Sabemos que dificilmente uma pessoa consegue sair de uma consulta médica, seja lá o sintoma que apresenta, sem qualquer indicação de remédio ou exames.
Não que isso faça diferença para certos tipos de doenças.
Justamente aquelas que se curam sem qualquer tratamento ou curam-se com uma resposta comportamental do paciente. Essas são as preferidas dos homeopatas.

Antonio Carlos
Unknown disse…
Penso que o Antonio Carlos tocou num ponto importante que, inclusive, foi colocado de maneira brilhante por cientistas epistemologistas brilhantes como Thomas Khun e Gaston Bachelard.

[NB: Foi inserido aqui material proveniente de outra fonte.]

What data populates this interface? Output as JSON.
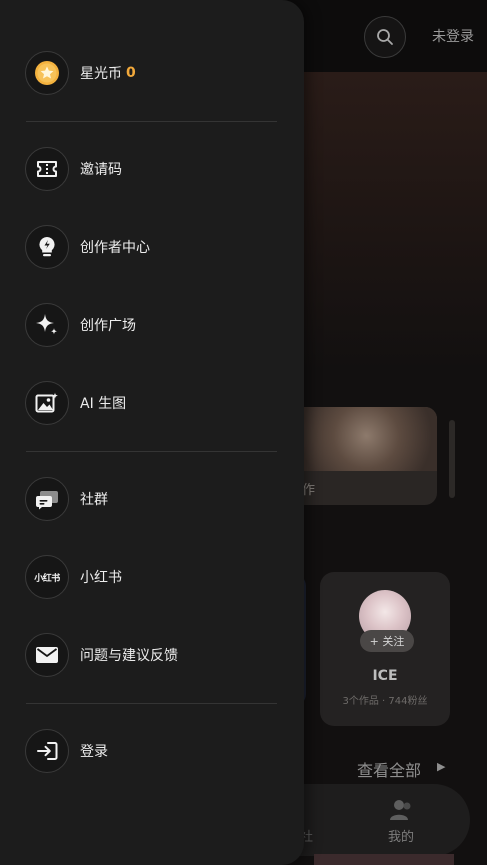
{
  "header": {
    "login_status": "未登录",
    "search_icon": "search-icon"
  },
  "background": {
    "card_caption": "作",
    "creator": {
      "follow_label": "+ 关注",
      "name": "ICE",
      "stats": "3个作品 · 744粉丝"
    },
    "view_all_label": "查看全部",
    "tabbar": {
      "other_tab_fragment": "社",
      "mine_label": "我的"
    }
  },
  "drawer": {
    "coins": {
      "label": "星光币",
      "count": "0",
      "icon": "star-coin-icon",
      "coin_color": "#f2a93b"
    },
    "menu_group_1": [
      {
        "label": "邀请码",
        "icon": "ticket-icon"
      },
      {
        "label": "创作者中心",
        "icon": "lightbulb-icon"
      },
      {
        "label": "创作广场",
        "icon": "sparkle-icon"
      },
      {
        "label": "AI 生图",
        "icon": "ai-image-icon"
      }
    ],
    "menu_group_2": [
      {
        "label": "社群",
        "icon": "chat-bubbles-icon"
      },
      {
        "label": "小红书",
        "icon": "xiaohongshu-icon",
        "icon_text": "小红书"
      },
      {
        "label": "问题与建议反馈",
        "icon": "mail-icon"
      }
    ],
    "login": {
      "label": "登录",
      "icon": "login-icon"
    }
  }
}
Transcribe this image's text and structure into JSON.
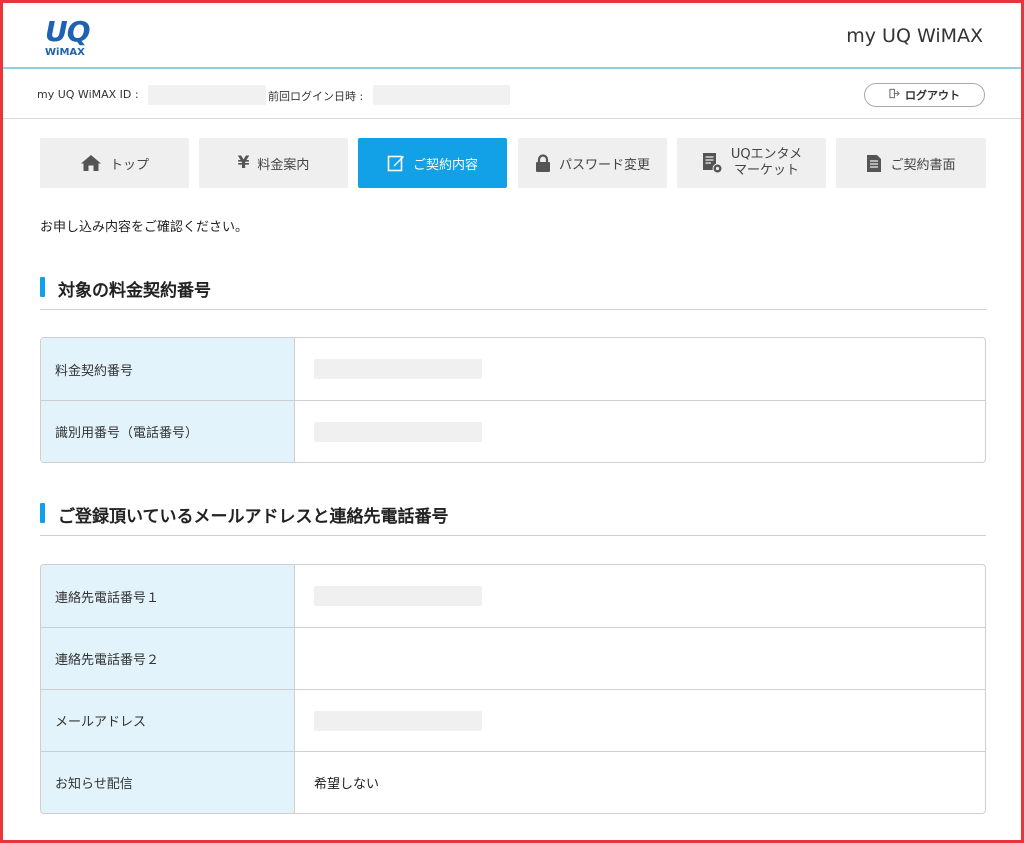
{
  "header": {
    "logo_top": "UQ",
    "logo_bottom": "WiMAX",
    "title": "my UQ WiMAX"
  },
  "infobar": {
    "id_label": "my UQ WiMAX ID :",
    "last_login_label": "前回ログイン日時 :",
    "logout_label": "ログアウト",
    "logout_icon": "logout-icon"
  },
  "nav": {
    "items": [
      {
        "label": "トップ",
        "icon": "home-icon",
        "active": false
      },
      {
        "label": "料金案内",
        "icon": "yen-icon",
        "active": false
      },
      {
        "label": "ご契約内容",
        "icon": "edit-icon",
        "active": true
      },
      {
        "label": "パスワード変更",
        "icon": "lock-icon",
        "active": false
      },
      {
        "label_line1": "UQエンタメ",
        "label_line2": "マーケット",
        "icon": "document-gear-icon",
        "active": false
      },
      {
        "label": "ご契約書面",
        "icon": "document-icon",
        "active": false
      }
    ],
    "active_color": "#12a0e6"
  },
  "main": {
    "intro": "お申し込み内容をご確認ください。",
    "section1": {
      "title": "対象の料金契約番号",
      "rows": [
        {
          "label": "料金契約番号",
          "value": ""
        },
        {
          "label": "識別用番号（電話番号）",
          "value": ""
        }
      ]
    },
    "section2": {
      "title": "ご登録頂いているメールアドレスと連絡先電話番号",
      "rows": [
        {
          "label": "連絡先電話番号１",
          "value": ""
        },
        {
          "label": "連絡先電話番号２",
          "value": ""
        },
        {
          "label": "メールアドレス",
          "value": ""
        },
        {
          "label": "お知らせ配信",
          "value": "希望しない"
        }
      ]
    }
  }
}
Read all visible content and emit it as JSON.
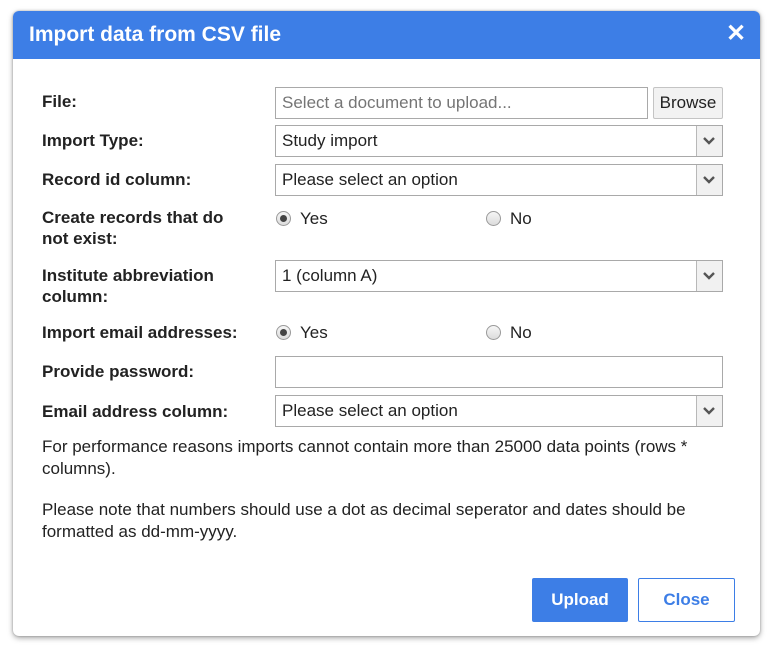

Sobre o experimento do Jacques Benveniste a respeito da memória da água, valeria a pena tentar responder a pergunta: como o "conhecimento" por parte dos pesquisadores sobre o conteúdo das amostras alterou o resultado?
É óbvio que devemos nos pautar pelo método científico, contudo este tem que ser utilizado de maneira inteligente.
Em Ciência, muitas vezes, um determinado resultado negativo pode mascarar uma verdade subjacente muito mais profunda do que a intenção ou a premissa sobre a qual determinada hipótese é formulada a partir da estruturação de um problema.